Crisanti traccia quindi un quadro ben più consolante rispetto a inverno e primavera. “Nella fase attuale, consapevoli del fatto che le persone infette possano essere asintomatiche o presentare una sintomatologia lieve, si eseguono test a persone che prima sarebbero state trascurate e quindi i dati sono molto più rappresentativi della reale trasmissione del virus. A questo punto i conti tornano. I casi di questi giorni sono circa dalle 15 alle 20 volte inferiori a quelli delle prime settimane” della pandemia da Coronavirus.

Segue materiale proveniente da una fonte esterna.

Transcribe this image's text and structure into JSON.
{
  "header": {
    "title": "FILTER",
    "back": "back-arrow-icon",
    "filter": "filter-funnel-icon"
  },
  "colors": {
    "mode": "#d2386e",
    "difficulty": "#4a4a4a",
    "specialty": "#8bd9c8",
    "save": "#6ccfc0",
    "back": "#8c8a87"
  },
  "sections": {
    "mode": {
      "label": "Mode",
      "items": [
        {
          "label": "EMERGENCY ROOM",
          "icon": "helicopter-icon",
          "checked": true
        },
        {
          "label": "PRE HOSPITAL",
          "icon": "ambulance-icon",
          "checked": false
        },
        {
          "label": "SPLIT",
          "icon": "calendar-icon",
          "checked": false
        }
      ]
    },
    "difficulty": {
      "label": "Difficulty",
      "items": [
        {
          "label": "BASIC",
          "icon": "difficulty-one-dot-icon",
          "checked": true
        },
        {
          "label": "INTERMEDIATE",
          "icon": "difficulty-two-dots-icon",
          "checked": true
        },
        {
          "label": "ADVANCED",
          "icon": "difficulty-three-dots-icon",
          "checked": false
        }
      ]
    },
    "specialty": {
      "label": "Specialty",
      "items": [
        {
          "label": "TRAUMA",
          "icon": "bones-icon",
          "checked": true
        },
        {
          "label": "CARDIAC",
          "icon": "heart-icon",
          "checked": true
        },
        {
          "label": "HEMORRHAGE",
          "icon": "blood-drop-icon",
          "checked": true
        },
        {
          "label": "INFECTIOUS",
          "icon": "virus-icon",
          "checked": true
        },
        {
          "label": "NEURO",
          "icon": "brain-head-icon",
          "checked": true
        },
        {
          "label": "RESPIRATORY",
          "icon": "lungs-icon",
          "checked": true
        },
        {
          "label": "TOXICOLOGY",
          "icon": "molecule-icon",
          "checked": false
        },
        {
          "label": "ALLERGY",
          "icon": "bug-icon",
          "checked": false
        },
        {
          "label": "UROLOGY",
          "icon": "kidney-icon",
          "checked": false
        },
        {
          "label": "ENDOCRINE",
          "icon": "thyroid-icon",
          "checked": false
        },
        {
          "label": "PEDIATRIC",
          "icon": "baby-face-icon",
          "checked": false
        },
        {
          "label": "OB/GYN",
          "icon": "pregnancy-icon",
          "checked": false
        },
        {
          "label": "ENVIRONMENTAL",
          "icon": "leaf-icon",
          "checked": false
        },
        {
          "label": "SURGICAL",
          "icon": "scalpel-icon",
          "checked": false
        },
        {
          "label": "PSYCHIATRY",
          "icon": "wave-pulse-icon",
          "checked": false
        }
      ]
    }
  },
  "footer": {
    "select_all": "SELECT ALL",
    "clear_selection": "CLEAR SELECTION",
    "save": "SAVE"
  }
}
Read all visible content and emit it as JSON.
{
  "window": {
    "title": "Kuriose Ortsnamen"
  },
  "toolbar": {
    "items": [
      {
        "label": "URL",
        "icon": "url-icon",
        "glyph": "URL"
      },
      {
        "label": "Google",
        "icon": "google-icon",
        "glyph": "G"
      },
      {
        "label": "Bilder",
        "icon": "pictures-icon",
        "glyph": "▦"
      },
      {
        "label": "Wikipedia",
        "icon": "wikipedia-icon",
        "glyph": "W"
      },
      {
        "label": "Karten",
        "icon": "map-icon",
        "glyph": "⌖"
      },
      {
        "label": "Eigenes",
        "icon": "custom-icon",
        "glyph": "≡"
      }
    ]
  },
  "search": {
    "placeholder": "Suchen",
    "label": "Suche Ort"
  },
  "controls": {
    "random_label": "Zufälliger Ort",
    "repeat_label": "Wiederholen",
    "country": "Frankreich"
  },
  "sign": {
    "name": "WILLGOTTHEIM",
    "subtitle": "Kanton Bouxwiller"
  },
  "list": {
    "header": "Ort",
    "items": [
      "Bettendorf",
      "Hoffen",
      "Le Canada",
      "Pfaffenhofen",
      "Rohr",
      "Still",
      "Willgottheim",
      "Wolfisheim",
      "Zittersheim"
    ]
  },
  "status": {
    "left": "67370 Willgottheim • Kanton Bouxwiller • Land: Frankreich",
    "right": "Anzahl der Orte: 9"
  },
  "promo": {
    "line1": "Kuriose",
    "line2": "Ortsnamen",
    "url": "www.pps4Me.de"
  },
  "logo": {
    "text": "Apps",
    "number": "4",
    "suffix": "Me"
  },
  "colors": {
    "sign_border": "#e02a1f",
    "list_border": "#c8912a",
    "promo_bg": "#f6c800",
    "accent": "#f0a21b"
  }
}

L’attuale vantaggio dell’Italia
Infine, una lettura su ciò che attualmente sta avvenendo in Italia e nei Paesi vicini. Oggi molto più bersagliati dal Coronavirus. “Il ritardo della trasmissione osservata nel nostro Paese rispetto alle nazioni limitrofe – osserva Crisanti – è invece con tutta probabilità da attribuire alla rimozione graduale delle misure di distanziamento adottate dall’Italia. Questo ci pone in una situazione di privilegio poiché ci consente di vedere in anticipo cosa potrebbe accadere da noi nelle prossime settimane. Se i casi dovessero aumentare al ritmo osservato potremmo raggiungere nel giro di poche settimane i numeri di Spagna e Francia“.
La minaccia, secondo Crisanti, è chiara: “La ripresa delle attività lavorative, l’inizio delle scuole, l’importante appuntamento elettorale, nonché l’inizio della stagione autunnale inevitabilmente creeranno interazioni tra persone che il virus utilizzerà per diffondersi. È fondamentale perciò tenere l’attuale equilibrio dei numeri il più basso possibile, perché se si raggiunge la soglia di rottura, con il numero dei casi che eccede la capacità di risposta del sistema sanitario, l’unica opzione disponibile rimane il lockdown che, vista la situazione economica, rimane una scelta estrema“.
La risposta al Coronavirus: il piano di Crisanti
Il modo di evitarlo, secondo Crisanti, è lavorare in maniera capillare sugli asintomatici, “che possono inconsapevolmente trasmettere l’infezione“: “L’identificazione degli asintomatici è proprio la sfida che abbiamo davanti per evitare che i casi aumentino vertiginosamente fino al punto di rottura“, afferma. Ricordando anche che il Coronavirus a Vo’ Euganeo “il 27 febbraio aveva già infettato il 5% della popolazione prima di creare casi clinici sintomatici“.
“L’identificazione sistematica degli asintomatici attraverso l’uso massiccio ma mirato di tamponi è stata la chiave del successo del Veneto. In questo momento le regioni tutte assieme possono al massimo raggiungere la capacità di effettuare circa 90 mila tamponi“. Cifra che il professore definisce insufficiente per contrastare il Coronavirus. Da qui il suo piano, sostenuto da alcuni esponenti del Governo e “che conduca a incrementare, fino a quadruplicare su scala nazionale, la capacità di fare tamponi superando le barriere e divisioni regionali“.